Le prévenu avec son conseil, Me James Lau.
Le prévenu avec son conseil, Me James Lau.
PAPEETE, le 13 novembre 2018 -Le prévenu, exerçant dans le domaine du rachat d’or, avait été mis en cause suite à l’audition d’un cambrioleur. L’homme comparaissait ce mardi devant le tribunal correctionnel pour une série de délits dont ceux de « recel de vol », « détournement de fonds » et « travail dissimulé. » Plus de 52 kilos de perles avaient notamment été découverts à son domicile et à son bureau. Il a été condamné à quatre ans de prison dont un an avec sursis.

Selon l’avocat de l’un des trois prévenus poursuivis ce mardi, c’est une affaire « digne d’un film à la Scorsese » qui a été jugée par le tribunal. A l’origine : un cambriolage avec un butin de 5 millions de bijoux à la clé. Le 27 octobre 2014, l’auteur de ces faits est interpellé. L’individu donne rapidement le nom de l’homme auquel il s’adresse pour revendre la marchandise. Entendu à son tour, l’intermédiaire désigne Léon A, un racheteur d’or, comme étant celui auquel il revend les bijoux volés. Les enquêteurs décident alors de s’intéresser à cet individu.

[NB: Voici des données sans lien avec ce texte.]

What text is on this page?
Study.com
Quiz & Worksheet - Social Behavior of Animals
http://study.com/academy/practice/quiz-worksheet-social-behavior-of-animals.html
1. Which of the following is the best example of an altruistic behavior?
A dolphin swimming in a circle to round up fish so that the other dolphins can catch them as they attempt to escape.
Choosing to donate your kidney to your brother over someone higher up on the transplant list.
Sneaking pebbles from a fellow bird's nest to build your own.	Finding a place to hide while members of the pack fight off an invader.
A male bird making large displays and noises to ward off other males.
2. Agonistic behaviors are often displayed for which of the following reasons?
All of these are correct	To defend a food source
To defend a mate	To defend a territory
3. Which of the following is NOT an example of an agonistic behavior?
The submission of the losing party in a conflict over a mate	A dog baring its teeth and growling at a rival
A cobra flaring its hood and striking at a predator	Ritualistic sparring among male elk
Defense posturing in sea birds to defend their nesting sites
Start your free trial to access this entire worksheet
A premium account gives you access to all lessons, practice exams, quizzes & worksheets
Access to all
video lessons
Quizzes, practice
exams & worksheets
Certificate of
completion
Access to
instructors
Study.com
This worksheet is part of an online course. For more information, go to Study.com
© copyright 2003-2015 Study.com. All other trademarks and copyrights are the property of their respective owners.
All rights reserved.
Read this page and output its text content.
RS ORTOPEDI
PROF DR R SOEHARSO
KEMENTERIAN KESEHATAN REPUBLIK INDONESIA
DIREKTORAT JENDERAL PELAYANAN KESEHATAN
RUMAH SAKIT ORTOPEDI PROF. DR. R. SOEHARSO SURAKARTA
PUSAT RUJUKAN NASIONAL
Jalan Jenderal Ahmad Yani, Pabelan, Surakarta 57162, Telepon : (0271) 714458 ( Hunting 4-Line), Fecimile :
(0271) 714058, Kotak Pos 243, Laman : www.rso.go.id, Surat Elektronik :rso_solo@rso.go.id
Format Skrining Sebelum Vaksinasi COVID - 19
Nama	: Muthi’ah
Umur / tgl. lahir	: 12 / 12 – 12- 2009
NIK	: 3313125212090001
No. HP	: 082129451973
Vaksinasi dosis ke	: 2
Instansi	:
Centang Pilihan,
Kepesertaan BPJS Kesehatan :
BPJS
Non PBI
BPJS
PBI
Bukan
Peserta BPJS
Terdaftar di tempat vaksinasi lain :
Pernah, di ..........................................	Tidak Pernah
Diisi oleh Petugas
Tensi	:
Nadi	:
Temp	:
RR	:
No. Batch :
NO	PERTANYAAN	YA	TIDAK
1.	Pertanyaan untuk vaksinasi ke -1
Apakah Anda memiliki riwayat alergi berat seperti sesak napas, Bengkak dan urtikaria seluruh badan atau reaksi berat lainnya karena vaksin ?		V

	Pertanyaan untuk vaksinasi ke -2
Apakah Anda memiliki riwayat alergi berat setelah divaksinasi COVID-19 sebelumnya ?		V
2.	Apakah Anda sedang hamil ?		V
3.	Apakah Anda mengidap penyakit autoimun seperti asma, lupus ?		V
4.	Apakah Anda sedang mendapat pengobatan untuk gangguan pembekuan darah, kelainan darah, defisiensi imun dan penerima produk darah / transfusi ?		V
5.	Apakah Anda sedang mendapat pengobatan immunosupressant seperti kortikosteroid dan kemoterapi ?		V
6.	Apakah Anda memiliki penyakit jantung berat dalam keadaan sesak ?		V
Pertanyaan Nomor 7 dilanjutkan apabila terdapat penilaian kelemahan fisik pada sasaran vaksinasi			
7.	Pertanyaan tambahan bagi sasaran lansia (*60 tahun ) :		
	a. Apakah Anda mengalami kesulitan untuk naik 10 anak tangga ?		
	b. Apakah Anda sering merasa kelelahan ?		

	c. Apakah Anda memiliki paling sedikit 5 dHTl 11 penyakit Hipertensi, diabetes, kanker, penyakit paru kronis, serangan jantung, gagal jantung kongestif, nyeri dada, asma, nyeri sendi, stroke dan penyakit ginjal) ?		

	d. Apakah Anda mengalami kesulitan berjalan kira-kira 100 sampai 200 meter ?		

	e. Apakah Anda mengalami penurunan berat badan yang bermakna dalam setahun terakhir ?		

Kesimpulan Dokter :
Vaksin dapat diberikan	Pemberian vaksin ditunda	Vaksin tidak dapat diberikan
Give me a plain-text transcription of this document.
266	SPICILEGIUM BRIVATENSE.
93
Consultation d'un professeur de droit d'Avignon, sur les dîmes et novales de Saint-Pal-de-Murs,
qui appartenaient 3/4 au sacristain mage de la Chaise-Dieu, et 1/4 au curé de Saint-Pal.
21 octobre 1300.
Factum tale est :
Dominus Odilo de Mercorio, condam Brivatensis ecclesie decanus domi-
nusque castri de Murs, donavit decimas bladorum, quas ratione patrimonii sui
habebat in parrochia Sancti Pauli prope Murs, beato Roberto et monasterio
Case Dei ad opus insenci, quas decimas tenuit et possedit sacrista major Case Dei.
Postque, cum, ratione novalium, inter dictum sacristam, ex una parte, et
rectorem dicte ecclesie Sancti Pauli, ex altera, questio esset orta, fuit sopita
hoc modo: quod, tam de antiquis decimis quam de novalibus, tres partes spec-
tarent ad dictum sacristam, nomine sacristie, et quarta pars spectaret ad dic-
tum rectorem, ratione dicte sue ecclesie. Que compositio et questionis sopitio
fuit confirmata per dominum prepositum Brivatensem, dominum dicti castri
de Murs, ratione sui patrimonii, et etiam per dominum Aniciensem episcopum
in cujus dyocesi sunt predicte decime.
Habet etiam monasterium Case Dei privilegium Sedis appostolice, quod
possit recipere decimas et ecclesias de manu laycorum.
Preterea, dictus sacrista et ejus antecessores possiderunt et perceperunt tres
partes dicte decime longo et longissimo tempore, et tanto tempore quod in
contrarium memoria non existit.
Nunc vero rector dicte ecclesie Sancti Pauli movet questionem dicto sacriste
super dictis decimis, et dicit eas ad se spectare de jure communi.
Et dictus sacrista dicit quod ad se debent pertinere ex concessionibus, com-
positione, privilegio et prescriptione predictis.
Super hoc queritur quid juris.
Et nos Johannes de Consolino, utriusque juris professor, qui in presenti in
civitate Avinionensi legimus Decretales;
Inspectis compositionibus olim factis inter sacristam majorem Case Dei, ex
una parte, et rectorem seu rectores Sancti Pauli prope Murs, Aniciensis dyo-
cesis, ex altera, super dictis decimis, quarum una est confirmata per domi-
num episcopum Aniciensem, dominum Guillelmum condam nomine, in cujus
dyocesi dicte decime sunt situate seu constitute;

Deux perquisitions sont effectuées à son domicile et dans ses bureaux, En tout, ce sont plus de 52 kilos de perles et keshis qui sont saisis, sans qu’aucun justificatif ne puisse déterminer leur provenance. De nombreux bijoux sont également découverts. Dans la pizzeria dirigée par Léon A, aucun employé n’est assuré. La justice soupçonne l'homme de se servir de ce commerce pour blanchir de l’argent. Enfin, les enquêteurs découvrent qu’un litige l’oppose à la veuve d’un riche homme d’affaires. La vieille dame, qui veut acheter un appartement à son fils qui souffre de troubles psychiatriques, a confié un collier de grande valeur à Léon A. La pièce, offerte par son mari il y a plusieurs décennies, vient de chez Harry Winston, l’un des plus grands joailliers sur la place mondiale. Elle est notamment composée d’un saphir et vaudrait au moins dix millions. Lorsque la veuve lui remet le collier, Léon A lui donne de l’or en garantie. Quelques temps plus tard, il se présente chez la vieille dame en lui expliquant qu’il a revendu son collier pour la modique somme de 34 000 dollars à Hong-Kong. Accablée, la veuve refuse de prendre l’argent et de lui rendre l’or prêté en gage. L’homme décide alors de porter plainte contre la malheureuse pour récupérer sa « garantie. »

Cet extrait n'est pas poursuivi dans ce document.